The family of a 2-year-old girl who fights an aggressive form of cancer is desperate for a rare type of blood that allows her to get the life-saving treatment she needs.

Zainab Mughal was diagnosed with neuroblastoma two months ago. But his family believes that the tumor in his stomach has been growing for at least 10 months before, his father, Raheel Mughal, said in a video published by OneBlood, the organization that helps the family search for the & # 39; blood supply of Zainab.

Mughal said that his daughter's diagnosis was "the worst thing" that could have been expected, until the doctors discovered another problem.

Zainab's red blood cells lack a common antigen known as Indian-B, said Susan Forbes, OneBlood's vice president of marketing and communications. Because the antigen is so common, it makes it difficult to find blood donors that are missing, too, Forbes said.
Zainab Mughal, a 2-year-old Florida resident, needs a rare blood group to support his neuroblastoma treatment.

Blood is even harder to find because donors must have blood groups "O" or "A" and be 100 percent of Indian, Iranian or Pakistani descent, Forbes said.
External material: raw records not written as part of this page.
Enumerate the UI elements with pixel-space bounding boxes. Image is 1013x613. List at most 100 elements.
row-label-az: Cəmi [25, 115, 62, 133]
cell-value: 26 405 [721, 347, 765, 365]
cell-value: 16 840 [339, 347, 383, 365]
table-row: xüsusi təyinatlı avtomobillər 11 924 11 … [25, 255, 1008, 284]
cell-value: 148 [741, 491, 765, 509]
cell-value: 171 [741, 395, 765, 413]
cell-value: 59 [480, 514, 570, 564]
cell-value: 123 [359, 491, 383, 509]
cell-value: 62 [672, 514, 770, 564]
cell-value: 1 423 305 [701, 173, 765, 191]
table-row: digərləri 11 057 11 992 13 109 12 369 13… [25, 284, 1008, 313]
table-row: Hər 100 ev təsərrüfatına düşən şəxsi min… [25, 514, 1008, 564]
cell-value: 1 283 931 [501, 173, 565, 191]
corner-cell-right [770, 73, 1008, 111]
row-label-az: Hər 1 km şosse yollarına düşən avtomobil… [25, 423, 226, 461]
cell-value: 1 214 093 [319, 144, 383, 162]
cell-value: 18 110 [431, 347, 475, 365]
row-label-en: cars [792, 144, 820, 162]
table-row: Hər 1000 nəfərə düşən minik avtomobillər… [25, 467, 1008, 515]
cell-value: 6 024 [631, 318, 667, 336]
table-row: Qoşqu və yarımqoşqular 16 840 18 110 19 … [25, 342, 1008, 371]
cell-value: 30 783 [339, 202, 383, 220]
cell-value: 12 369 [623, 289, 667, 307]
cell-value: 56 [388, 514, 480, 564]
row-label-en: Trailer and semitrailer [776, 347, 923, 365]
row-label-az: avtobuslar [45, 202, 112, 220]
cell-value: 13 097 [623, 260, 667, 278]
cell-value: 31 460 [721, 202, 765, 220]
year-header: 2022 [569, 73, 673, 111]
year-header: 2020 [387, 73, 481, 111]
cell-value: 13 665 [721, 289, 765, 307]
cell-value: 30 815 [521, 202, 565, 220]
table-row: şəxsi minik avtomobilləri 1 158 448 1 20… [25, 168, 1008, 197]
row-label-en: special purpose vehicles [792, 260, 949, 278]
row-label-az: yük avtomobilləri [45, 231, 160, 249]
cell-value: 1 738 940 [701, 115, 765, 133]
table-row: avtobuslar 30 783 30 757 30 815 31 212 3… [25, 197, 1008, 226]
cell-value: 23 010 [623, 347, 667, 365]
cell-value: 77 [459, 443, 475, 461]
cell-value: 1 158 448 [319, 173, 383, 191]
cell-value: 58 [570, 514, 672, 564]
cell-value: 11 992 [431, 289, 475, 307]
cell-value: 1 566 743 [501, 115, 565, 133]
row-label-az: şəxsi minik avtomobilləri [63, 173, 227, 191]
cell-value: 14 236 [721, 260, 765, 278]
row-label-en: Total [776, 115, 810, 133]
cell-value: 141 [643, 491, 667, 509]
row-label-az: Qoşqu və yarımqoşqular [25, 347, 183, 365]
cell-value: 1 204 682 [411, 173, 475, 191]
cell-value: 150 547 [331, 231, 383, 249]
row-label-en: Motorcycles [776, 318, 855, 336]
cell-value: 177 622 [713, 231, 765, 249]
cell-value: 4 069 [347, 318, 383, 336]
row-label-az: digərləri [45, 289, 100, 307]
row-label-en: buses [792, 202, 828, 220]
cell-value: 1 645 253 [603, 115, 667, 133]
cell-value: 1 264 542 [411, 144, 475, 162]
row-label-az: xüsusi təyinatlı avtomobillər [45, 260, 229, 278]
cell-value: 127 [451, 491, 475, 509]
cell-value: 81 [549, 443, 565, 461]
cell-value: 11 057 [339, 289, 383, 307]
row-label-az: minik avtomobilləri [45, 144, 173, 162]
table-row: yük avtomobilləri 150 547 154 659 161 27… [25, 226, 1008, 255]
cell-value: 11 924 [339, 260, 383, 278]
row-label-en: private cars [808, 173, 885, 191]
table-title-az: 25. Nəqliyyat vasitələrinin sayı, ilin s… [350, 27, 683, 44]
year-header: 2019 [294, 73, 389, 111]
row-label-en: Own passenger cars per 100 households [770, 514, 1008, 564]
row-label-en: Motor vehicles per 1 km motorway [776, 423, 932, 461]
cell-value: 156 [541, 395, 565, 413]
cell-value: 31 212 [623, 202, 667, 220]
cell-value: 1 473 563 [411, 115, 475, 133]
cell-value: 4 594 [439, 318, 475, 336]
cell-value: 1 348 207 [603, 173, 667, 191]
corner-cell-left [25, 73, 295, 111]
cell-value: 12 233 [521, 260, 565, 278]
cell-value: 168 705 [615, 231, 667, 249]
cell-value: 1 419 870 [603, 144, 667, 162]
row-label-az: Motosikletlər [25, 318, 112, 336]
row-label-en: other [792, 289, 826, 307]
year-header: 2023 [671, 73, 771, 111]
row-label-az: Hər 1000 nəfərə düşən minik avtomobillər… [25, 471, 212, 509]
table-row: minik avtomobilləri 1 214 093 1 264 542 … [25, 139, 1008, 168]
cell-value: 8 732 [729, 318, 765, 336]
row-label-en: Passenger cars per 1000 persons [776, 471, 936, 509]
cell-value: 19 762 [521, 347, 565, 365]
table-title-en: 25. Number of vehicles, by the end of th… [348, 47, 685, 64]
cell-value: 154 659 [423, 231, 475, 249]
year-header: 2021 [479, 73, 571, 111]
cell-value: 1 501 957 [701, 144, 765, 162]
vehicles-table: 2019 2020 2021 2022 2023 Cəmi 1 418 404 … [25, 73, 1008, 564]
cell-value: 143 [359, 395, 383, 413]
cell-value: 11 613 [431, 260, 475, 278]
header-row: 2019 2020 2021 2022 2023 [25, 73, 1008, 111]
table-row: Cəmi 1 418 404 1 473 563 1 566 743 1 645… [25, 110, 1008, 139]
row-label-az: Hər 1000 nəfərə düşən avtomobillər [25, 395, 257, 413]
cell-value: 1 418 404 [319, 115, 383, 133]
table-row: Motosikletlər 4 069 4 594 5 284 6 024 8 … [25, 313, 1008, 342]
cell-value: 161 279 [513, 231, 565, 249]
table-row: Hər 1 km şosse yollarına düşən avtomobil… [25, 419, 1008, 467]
Less than 4% of the world's population has the blood group that Zainab has to undergo treatment, which includes frequent blood transfusions, Forbes said. None of Zainab's family turned out to be games, Mughal said.
In Zainab Mughal, 2 years old, there is no B-type Indian antigen, which means that he will need a rare donor, which is also missing that antigen.

So far, OneBlood has singled out three games, including one in the UK near London, with the help of the American Rare Donor Program, Forbes said. Since then, all three have sent units of blood to the Miami area, where the family lives, Forbes said.

Up to seven more people will be needed in Zainab to donate during the course of their treatment, according to the organization. And over 1,000 people of Iranian, Indian or Pakistani descent have donated blood to be tested, Forbes said.

"We will certainly need more blood," said Mughal. "My daughter, she is still far from being perfect."
Zainab Mughal, a 2-year-old Florida resident, needs a rare blood group to support his neuroblastoma treatment.

While the blood will not cure Zainab's cancer, it will allow it to undergo two bone marrow transplants, which will make it stronger and allow doctors to give them higher doses of chemotherapy, Forbes said.

The child is already subjected to regular chemotherapy, which has helped the tumor to shrink, but "still has a long way ahead of it," Forbes said.

"My daughter's life depends a lot on the blood," Mughal said, describing the call for help as a "humble request" from her heart.

Eric Strauss of ABC News contributed to this report.